Kedua, leuweung geuledegan, semacam hutan yang tidak boleh
dieksploitasi warga, karena alasan kepercayaan dalam sistem sosial
kemasyarakatan. Ketiga, leuweung titipan, semacam hutan yang boleh
dieksploitasi dan dimanfaatkan warga setelah mendapatkan izin dari
pemimpin adat.
Dari
tiga sistem pengetahuan tersebut, terdapat makna perennial yakni
pembangunan berkelanjutan (sustainable development) dan berparadigma
ekologis adalah sebuah keniscayaan. Sebab selama ini arah pembangunan
kerap diinterpretasi dengan pendekatan ekonomi-sentris saja. Akibatnya,
potensi alam banyak terdegradasi ketika terkena proyek pembangunan,
misalnya peristiwa meluapnya Lumpur panas di Sidoarjo yang menelan
kerugian besar ialah salah satu ekses negatif dari pembangunan yang tak
berkaidah. Atau, meningkatnya suhu Kota Bandung sebesar 34,5 derajat
celcius pada musim kemarau adalah akibat dari penebangan pohon dan
pembangunan infrastruktur yang jarang memperhatikan sarakan (baca:
lingkungan) sekitar.
Kondisi
di atas, tidak semestinya diabaikan oleh para pemerintah agar tercipta
pembangunan yang menghasilkan income ekonomi di satu sisi dan
keuntungan ekologis bagi warga secara berkesinambungan di lain sisi.
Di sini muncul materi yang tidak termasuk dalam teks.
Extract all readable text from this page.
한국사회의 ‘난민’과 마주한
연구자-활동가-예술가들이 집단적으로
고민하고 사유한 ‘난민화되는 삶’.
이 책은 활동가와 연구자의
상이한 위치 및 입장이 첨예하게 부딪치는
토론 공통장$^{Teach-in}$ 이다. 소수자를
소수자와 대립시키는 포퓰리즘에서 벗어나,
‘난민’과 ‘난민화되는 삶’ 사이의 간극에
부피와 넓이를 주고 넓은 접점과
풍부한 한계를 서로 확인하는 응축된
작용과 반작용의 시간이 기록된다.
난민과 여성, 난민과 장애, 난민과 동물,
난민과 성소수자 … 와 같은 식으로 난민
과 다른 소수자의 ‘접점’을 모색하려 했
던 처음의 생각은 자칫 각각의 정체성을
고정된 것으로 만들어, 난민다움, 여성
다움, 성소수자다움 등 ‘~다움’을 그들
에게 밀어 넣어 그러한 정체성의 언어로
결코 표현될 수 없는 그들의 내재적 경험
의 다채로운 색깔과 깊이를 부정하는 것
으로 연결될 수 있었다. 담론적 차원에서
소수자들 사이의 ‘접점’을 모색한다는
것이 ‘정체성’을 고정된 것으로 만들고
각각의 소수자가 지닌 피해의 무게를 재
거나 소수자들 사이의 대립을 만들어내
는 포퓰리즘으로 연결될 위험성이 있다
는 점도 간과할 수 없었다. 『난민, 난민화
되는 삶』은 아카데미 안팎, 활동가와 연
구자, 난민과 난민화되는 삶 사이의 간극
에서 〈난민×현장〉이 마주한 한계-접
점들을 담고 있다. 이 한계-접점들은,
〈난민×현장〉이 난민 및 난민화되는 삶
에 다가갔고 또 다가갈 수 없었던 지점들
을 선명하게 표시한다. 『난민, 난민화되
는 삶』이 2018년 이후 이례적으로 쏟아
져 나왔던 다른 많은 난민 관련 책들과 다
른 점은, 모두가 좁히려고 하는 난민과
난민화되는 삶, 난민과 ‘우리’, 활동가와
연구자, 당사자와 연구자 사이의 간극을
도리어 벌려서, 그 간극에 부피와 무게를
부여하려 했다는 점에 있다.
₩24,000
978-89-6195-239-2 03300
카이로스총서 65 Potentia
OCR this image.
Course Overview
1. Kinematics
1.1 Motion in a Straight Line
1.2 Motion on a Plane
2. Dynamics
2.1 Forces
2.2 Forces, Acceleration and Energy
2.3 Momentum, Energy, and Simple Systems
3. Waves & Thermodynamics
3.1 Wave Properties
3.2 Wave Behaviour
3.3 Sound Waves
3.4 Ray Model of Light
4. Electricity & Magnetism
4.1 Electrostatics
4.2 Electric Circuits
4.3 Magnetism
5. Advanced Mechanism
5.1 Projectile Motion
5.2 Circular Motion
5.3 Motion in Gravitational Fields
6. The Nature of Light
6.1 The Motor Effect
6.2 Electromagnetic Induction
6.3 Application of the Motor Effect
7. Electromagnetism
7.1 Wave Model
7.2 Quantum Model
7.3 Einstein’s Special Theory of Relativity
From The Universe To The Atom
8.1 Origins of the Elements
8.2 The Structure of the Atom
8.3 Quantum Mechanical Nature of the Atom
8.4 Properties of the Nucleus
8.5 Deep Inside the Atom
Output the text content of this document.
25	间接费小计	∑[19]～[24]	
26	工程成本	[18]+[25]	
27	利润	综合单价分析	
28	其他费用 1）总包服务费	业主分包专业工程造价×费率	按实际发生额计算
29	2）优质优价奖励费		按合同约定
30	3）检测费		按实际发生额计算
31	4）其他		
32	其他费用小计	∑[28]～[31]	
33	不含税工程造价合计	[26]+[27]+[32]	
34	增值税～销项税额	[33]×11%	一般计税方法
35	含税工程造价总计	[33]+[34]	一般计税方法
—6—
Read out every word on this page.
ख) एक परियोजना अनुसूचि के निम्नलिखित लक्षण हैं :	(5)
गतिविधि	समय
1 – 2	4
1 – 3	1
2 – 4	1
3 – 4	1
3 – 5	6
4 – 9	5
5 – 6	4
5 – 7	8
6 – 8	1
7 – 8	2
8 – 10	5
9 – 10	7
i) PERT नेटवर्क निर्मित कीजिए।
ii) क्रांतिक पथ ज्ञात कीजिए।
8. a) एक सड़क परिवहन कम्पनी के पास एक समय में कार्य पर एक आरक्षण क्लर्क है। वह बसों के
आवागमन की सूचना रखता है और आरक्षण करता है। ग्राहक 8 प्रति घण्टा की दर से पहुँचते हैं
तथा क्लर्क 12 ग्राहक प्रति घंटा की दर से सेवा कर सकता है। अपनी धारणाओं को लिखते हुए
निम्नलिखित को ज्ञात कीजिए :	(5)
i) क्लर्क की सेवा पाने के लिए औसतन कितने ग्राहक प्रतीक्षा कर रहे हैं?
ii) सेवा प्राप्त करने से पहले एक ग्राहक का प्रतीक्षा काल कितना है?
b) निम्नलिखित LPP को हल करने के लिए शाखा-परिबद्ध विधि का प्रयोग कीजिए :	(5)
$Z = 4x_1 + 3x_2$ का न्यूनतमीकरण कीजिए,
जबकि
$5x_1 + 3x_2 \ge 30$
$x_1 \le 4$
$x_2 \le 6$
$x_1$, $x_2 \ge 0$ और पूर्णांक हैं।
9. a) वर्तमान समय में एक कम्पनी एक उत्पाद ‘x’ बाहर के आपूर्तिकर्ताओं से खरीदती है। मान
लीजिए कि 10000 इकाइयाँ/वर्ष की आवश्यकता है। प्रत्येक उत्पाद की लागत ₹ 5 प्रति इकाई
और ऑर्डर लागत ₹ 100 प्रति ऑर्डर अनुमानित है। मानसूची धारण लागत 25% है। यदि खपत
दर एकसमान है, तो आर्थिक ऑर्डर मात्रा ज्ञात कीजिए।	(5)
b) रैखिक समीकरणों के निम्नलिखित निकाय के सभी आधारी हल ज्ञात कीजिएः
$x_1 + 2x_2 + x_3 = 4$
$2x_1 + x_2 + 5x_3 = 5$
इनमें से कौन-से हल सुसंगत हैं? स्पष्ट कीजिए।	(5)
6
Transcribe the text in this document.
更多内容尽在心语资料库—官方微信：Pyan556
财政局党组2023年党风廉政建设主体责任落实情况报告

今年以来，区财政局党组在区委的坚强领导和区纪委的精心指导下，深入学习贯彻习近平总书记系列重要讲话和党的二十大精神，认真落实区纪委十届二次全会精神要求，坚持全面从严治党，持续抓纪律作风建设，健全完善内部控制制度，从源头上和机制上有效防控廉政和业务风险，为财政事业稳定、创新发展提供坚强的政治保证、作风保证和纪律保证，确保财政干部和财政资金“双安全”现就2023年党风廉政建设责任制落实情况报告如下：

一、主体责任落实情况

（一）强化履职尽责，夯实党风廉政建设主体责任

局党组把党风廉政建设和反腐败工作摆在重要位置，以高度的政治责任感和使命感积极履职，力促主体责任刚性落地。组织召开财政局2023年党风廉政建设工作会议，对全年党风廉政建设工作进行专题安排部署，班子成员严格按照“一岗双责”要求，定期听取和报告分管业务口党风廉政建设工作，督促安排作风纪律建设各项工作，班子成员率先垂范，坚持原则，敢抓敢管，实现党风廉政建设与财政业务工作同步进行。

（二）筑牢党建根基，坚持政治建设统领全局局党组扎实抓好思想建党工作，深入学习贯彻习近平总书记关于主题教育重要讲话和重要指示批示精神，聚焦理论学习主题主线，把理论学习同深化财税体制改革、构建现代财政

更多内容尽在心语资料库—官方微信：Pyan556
Maka, konsep pembangunan di Indonesia mesti menghargai kearifan sistem
sosial masyarakat daerah yang semenjak dahulu selalu berharmoni dengan
alam sekitar. Para stakeholders di tiap daerah juga wajib menengok dan
mempraktikkannya untuk kemudian dikontekstualisasi sehingga mewujud
dalam bentuk pembangunan berkelanjutan.
Alhasil,
income pendapatan ekonomi yang diperoleh warga tidak sesaat, melainkan
terus-menerus (sustainable) sampai terwariskan pada anak cucu. Sebab,
kita juga tahu bahwa kekayaan ekologis merupakan titipan anak cucu kita
dan mesti dipelihara agar kelak mereka dapat bersenyum ria pada
kehidupan. Tidak bermuram durja, apalagi bila sampai berusaha mengakhiri
hidup dengan cara “bunuh diri” akibat kemiskinan yang diderita.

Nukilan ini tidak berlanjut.